После сбора всех начали пытать, чьих это рук дело. Все, конечно, отпирались, особенно правдоподобно это получалось у Швырева, тем более что он ведь спал, а это алиби. Ага, а двоих‑то не хватает? Справедливо решив, что Колпачка интересуют только бабы, сосредоточили все подозрения на мне. Жажда отмщения и наказания стала уходить на второй план, и кто‑то предложил положить животное ко мне в постель, тем и наказав за наглый проступок. Идея всем понравилась, в том числе и Сорелю. Уложив ишака в мою кровать, стали ждать нашего возвращения. Сгорающий от нетерпения провокатор Швырев ненавязчиво подсказал, где мы находимся. Ну, а остальное развивалось по уже описанному сценарию.

На Шуру, несмотря на все его проделки, никто всерьез не обижался. Был он старше нас на два года, в училище пришел из армии. Прибыв в полк, всем нам объявил, что он переросток и вне очереди пойдет на должность начальника штаба эскадрильи, дабы ему не переходили дорогу и чтобы он успел поступить в академию. Должность была некомандной и большим спросом не пользовалась, поэтому в карьеризме Швырева никто не упрекал. Был он всегда в благодушно‑легкомысленном настроении. Его приколы и шутки порой были обидны, но всегда изобретательны и неожиданны.

В один из пятничных или субботних вечеров после изрядного пития пошел он вместе с Иваном Шлапаковым прогуляться по пустыне. Шура не упустил возможности поиздеваться над простодушным и немного наивным тугодумом Иваном. Гуляя под черным южным небом, Шура, уйдя вперед, остановился и со среднеазиатским акцентом строго произнес:

– Стой! Чья идет? Моя стрелять будет!

Иван сначала ничего не понял, а затем, когда до него дошел смысл сказанного, заикаясь, начал объяснять, что он свой. Дело в том, что караульную службу в Советской Армии несли в основном выходцы из Средней Азии, которые предпочитали сначала стрелять, а потом вникать в объяснения. Заветной мечтой каждого такого солдата было убить, или хотя бы задержать нарушителя и в качестве поощрения съездить в отпуск на малую родину. И нажать на спусковой курок автомата Калашникова было для него не сложнее, чем зарезать барана. Для нарушителя же единственным спасением было беспрекословно выполнять команды такого часового. Иван, забыв, с кем он имеет дело, начал объяснять, что он пьяный летчик, гулял с другом по пустыне и, видимо, немного заблудился… Швырев, все в той же роли, резко оборвал его пространные объяснения грубым окриком:

– Стой! Моя твоя не понимает! – И, не давая ему опомниться, добавил:

– Твоя ложиться будет! А то моя стрелять будет!

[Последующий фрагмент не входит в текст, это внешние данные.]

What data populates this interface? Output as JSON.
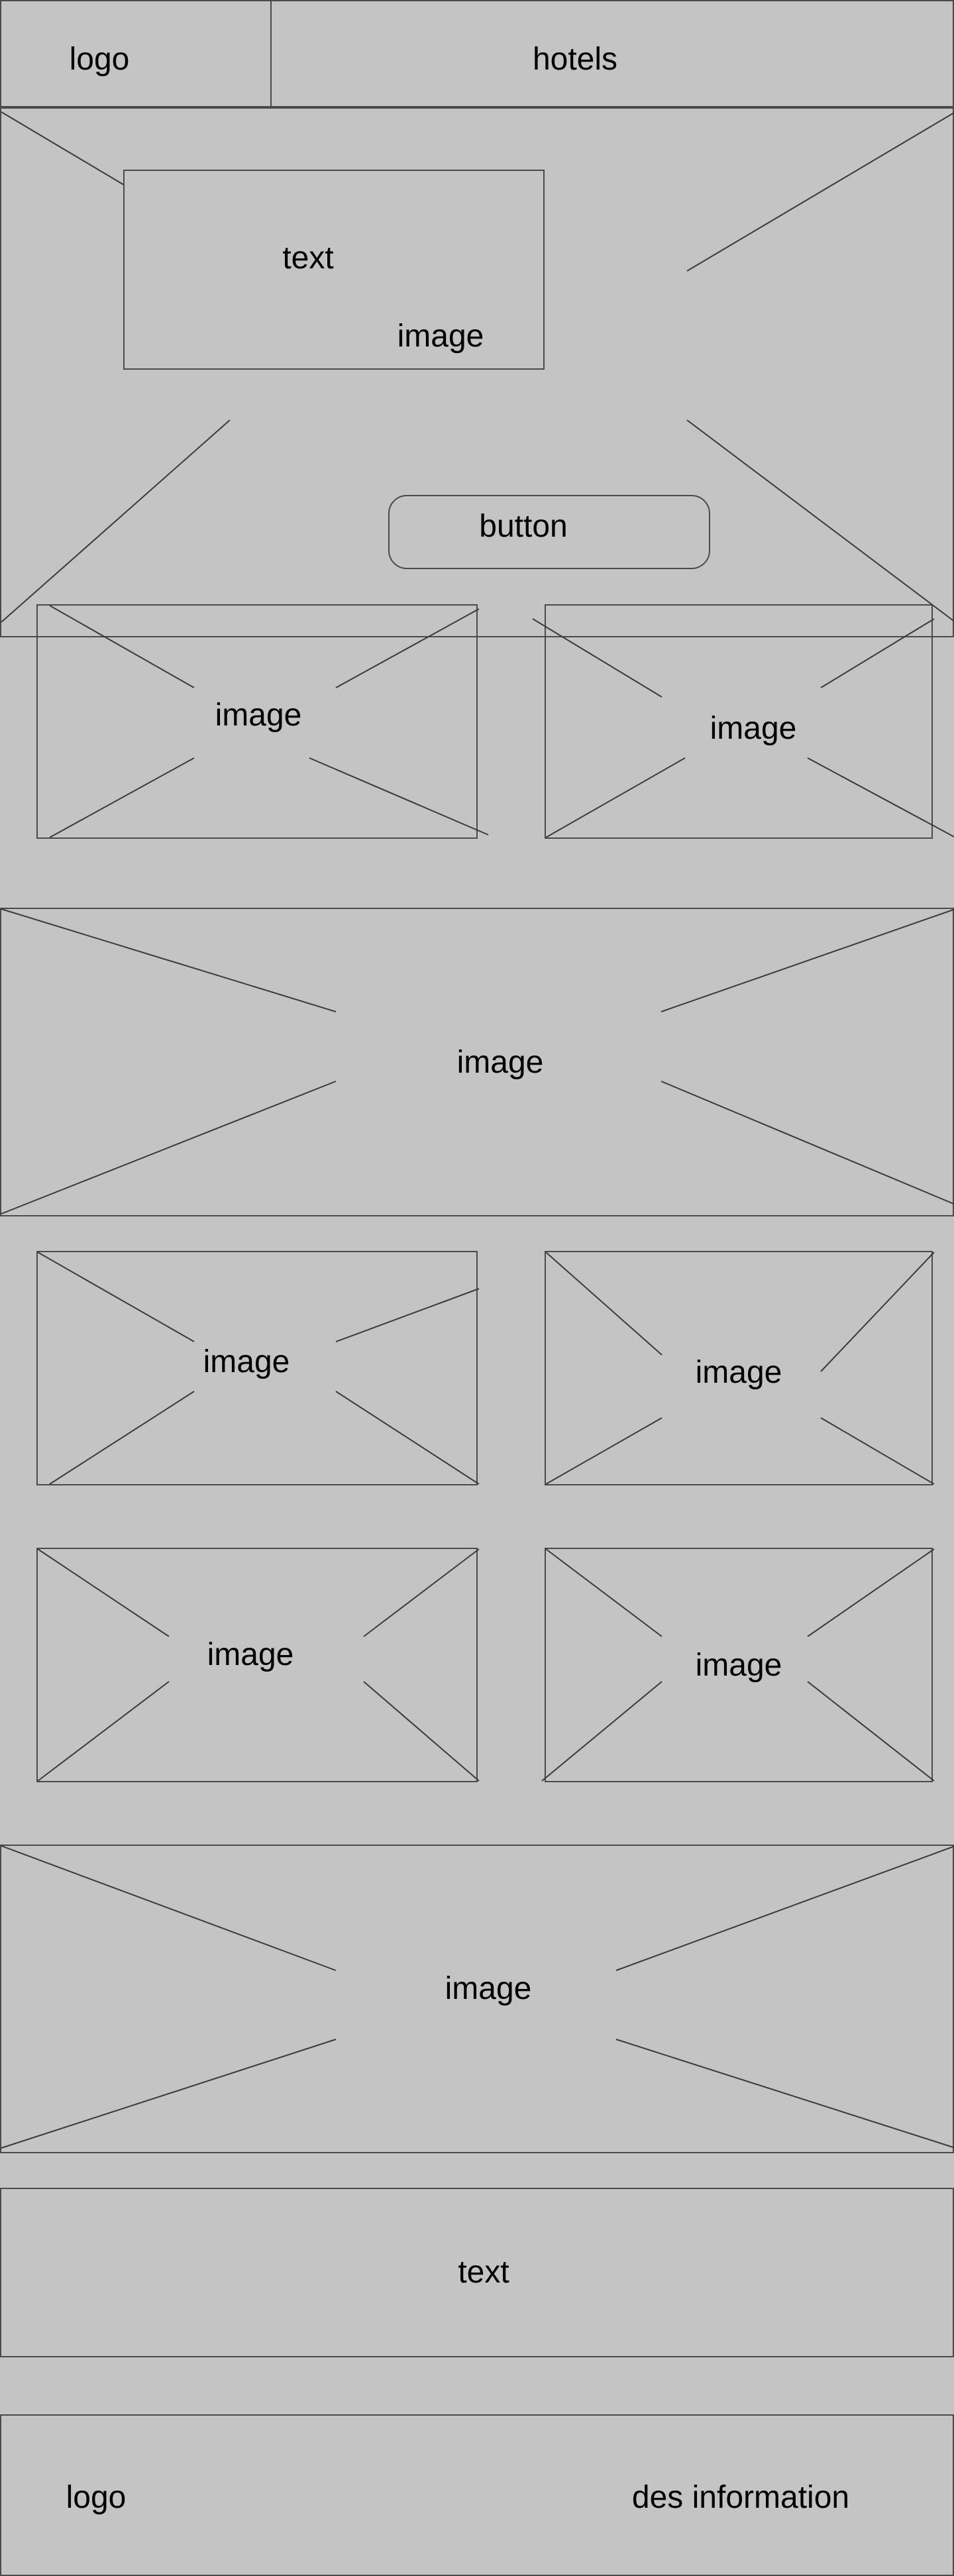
{
  "header": {
    "logo_label": "logo",
    "nav_label": "hotels"
  },
  "hero": {
    "text_label": "text",
    "image_label": "image",
    "button_label": "button"
  },
  "row1": {
    "left_label": "image",
    "right_label": "image"
  },
  "banner1": {
    "label": "image"
  },
  "grid": {
    "r1_left_label": "image",
    "r1_right_label": "image",
    "r2_left_label": "image",
    "r2_right_label": "image"
  },
  "banner2": {
    "label": "image"
  },
  "text_block": {
    "label": "text"
  },
  "footer": {
    "logo_label": "logo",
    "info_label": "des information"
  },
  "colors": {
    "background": "#c4c4c4",
    "stroke": "#4a4a4a"
  }
}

Для пущей убедительности он достал пистолет, перещелкнул затвор и выстрелил вверх. Проблем с патронами в те времена не было, и мы частенько упражнялись в стрельбе по банкам и бутылкам.

Инстинкт самосохранения заставил Шлапачка упасть лицом вниз на песок неприветливой туркменской пустыни. Лежа, он все еще повторял:

– Мы пьяные летчики! Мы заблудились! Не стреляй! Вызови разводящего!

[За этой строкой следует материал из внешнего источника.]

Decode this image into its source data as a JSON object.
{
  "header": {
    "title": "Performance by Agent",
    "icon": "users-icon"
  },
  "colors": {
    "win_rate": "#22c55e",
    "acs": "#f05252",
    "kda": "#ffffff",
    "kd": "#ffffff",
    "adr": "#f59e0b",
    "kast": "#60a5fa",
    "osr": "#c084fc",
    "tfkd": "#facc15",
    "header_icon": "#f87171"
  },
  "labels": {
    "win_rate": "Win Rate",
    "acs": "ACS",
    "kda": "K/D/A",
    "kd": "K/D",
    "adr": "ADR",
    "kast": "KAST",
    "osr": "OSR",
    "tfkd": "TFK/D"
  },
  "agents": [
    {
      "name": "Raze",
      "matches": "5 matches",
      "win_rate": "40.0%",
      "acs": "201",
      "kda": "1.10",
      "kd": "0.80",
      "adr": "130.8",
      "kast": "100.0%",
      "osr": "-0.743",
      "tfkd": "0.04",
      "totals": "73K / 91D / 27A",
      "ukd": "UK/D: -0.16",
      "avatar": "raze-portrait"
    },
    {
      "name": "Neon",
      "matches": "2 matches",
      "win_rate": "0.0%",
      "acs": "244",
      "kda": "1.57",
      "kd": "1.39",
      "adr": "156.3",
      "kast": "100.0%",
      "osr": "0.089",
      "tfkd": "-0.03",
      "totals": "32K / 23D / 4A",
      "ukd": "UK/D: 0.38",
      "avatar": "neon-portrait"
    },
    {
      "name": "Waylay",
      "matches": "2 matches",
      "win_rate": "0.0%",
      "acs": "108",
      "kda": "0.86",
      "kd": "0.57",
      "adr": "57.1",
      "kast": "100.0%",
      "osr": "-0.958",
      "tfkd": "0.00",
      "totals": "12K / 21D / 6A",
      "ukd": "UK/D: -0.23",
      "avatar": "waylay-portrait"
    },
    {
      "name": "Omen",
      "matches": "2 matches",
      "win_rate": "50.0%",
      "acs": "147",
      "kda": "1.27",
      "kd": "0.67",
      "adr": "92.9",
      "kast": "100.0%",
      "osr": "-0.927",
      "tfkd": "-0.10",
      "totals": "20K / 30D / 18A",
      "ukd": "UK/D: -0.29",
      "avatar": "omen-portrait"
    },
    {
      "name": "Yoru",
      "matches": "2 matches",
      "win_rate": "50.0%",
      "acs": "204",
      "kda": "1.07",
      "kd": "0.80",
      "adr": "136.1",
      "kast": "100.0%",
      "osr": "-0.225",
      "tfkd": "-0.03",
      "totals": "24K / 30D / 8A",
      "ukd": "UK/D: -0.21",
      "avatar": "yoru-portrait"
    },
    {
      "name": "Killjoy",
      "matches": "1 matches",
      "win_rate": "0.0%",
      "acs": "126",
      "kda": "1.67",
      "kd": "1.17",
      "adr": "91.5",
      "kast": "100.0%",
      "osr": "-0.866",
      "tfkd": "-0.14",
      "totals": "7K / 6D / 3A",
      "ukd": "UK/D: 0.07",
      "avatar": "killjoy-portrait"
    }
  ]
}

Любитель розыгрышей сымитировал вызов разводящего, очень похоже подражая звонку или зуммеру, а затем доложил:

– Разводящая? Начальника караула? Моя часовой Саидов, на пост задержала пьяная летчика! – Сделав паузу, как бы выслушивая указания начальника, Шура вдохновенно продолжал:

– Летчик земля лежит, очень пьяная, как русский свинья… Моя понял, разводящий жди, летчика лежат! Поняла, чурка черножопый! Служу Саветская Саюз!

Ночная январская прохлада даже в Туркмении действует отрезвляюще, и вскоре Иван стал приходить в себя. Сомнения зародились в его задурманенной башке. Почувствовав подвох, он стал прощупывать часового:

– Шура, это ты что ли?

– Лежать, пьяная летчика! Моя стрелять будет!

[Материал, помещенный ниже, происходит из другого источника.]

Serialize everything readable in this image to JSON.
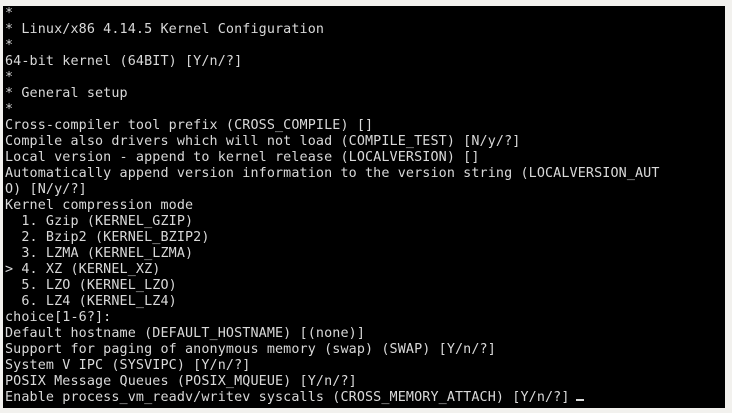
{
  "terminal": {
    "lines": [
      "*",
      "* Linux/x86 4.14.5 Kernel Configuration",
      "*",
      "64-bit kernel (64BIT) [Y/n/?]",
      "*",
      "* General setup",
      "*",
      "Cross-compiler tool prefix (CROSS_COMPILE) []",
      "Compile also drivers which will not load (COMPILE_TEST) [N/y/?]",
      "Local version - append to kernel release (LOCALVERSION) []",
      "Automatically append version information to the version string (LOCALVERSION_AUT",
      "O) [N/y/?]",
      "Kernel compression mode",
      "  1. Gzip (KERNEL_GZIP)",
      "  2. Bzip2 (KERNEL_BZIP2)",
      "  3. LZMA (KERNEL_LZMA)",
      "> 4. XZ (KERNEL_XZ)",
      "  5. LZO (KERNEL_LZO)",
      "  6. LZ4 (KERNEL_LZ4)",
      "choice[1-6?]:",
      "Default hostname (DEFAULT_HOSTNAME) [(none)]",
      "Support for paging of anonymous memory (swap) (SWAP) [Y/n/?]",
      "System V IPC (SYSVIPC) [Y/n/?]",
      "POSIX Message Queues (POSIX_MQUEUE) [Y/n/?]"
    ],
    "prompt_line": "Enable process_vm_readv/writev syscalls (CROSS_MEMORY_ATTACH) [Y/n/?]"
  }
}
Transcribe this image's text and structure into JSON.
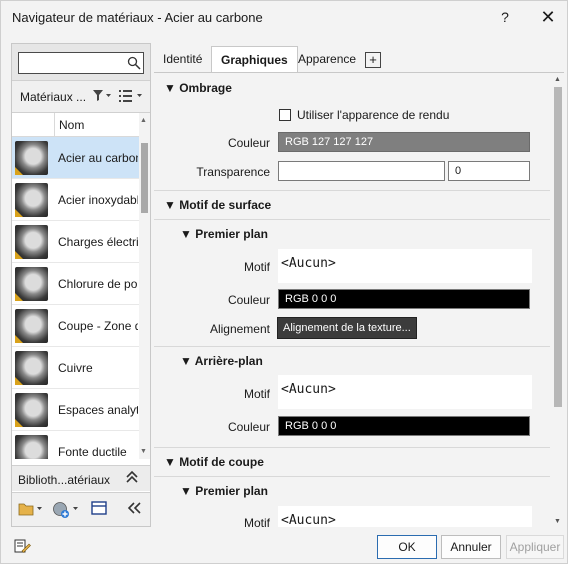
{
  "window": {
    "title": "Navigateur de matériaux - Acier au carbone",
    "help": "?",
    "close": "✕"
  },
  "left": {
    "search_value": "",
    "library_label": "Matériaux ...",
    "column_name": "Nom",
    "materials": [
      {
        "name": "Acier au carbone",
        "selected": true
      },
      {
        "name": "Acier inoxydable",
        "selected": false
      },
      {
        "name": "Charges électriques",
        "selected": false
      },
      {
        "name": "Chlorure de polyvinyle",
        "selected": false
      },
      {
        "name": "Coupe - Zone de coupe",
        "selected": false
      },
      {
        "name": "Cuivre",
        "selected": false
      },
      {
        "name": "Espaces analytiques",
        "selected": false
      },
      {
        "name": "Fonte ductile",
        "selected": false
      }
    ],
    "library_footer": "Biblioth...atériaux"
  },
  "tabs": [
    {
      "label": "Identité",
      "active": false
    },
    {
      "label": "Graphiques",
      "active": true
    },
    {
      "label": "Apparence",
      "active": false
    }
  ],
  "tab_add": "+",
  "graphics": {
    "shading": {
      "title": "Ombrage",
      "use_render_label": "Utiliser l'apparence de rendu",
      "color_label": "Couleur",
      "color_value": "RGB 127 127 127",
      "transparency_label": "Transparence",
      "transparency_value": "0"
    },
    "surface_pattern": {
      "title": "Motif de surface",
      "foreground": {
        "title": "Premier plan",
        "pattern_label": "Motif",
        "pattern_value": "<Aucun>",
        "color_label": "Couleur",
        "color_value": "RGB 0 0 0",
        "alignment_label": "Alignement",
        "alignment_button": "Alignement de la texture..."
      },
      "background": {
        "title": "Arrière-plan",
        "pattern_label": "Motif",
        "pattern_value": "<Aucun>",
        "color_label": "Couleur",
        "color_value": "RGB 0 0 0"
      }
    },
    "cut_pattern": {
      "title": "Motif de coupe",
      "foreground": {
        "title": "Premier plan",
        "pattern_label": "Motif",
        "pattern_value": "<Aucun>"
      }
    }
  },
  "buttons": {
    "ok": "OK",
    "cancel": "Annuler",
    "apply": "Appliquer"
  },
  "colors": {
    "selected_row": "#cde3f7",
    "shading_swatch": "#7f7f7f",
    "black_swatch": "#000000",
    "primary_border": "#2b6cb0"
  }
}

– Шура, ведь я тебе голову откручу!

– Моя стрелять будет! – для верности Шура выстрелил еще раз вверх.

– Шура, это ты? Сознайся! Я все прощу!..

Понимая, что развязка неизбежна и что если Иван его догонит, то расправы не миновать, Шура постепенно начал отходить и, удалившись на безопасное расстояние, с радостным гиком бросился прочь. Протрезвевший Ваня с криком «Убью скотина!» бросился за ним. Шуре удалось спастись бегством. В общежитии, где они наконец‑то встретились и где нельзя было учинить скорый суд, запыхавшийся Иван прошипел своему недавнему мучителю:

– Шура, если хоть одна душа узнает об этом, клянусь своей матерью, что убью тебя.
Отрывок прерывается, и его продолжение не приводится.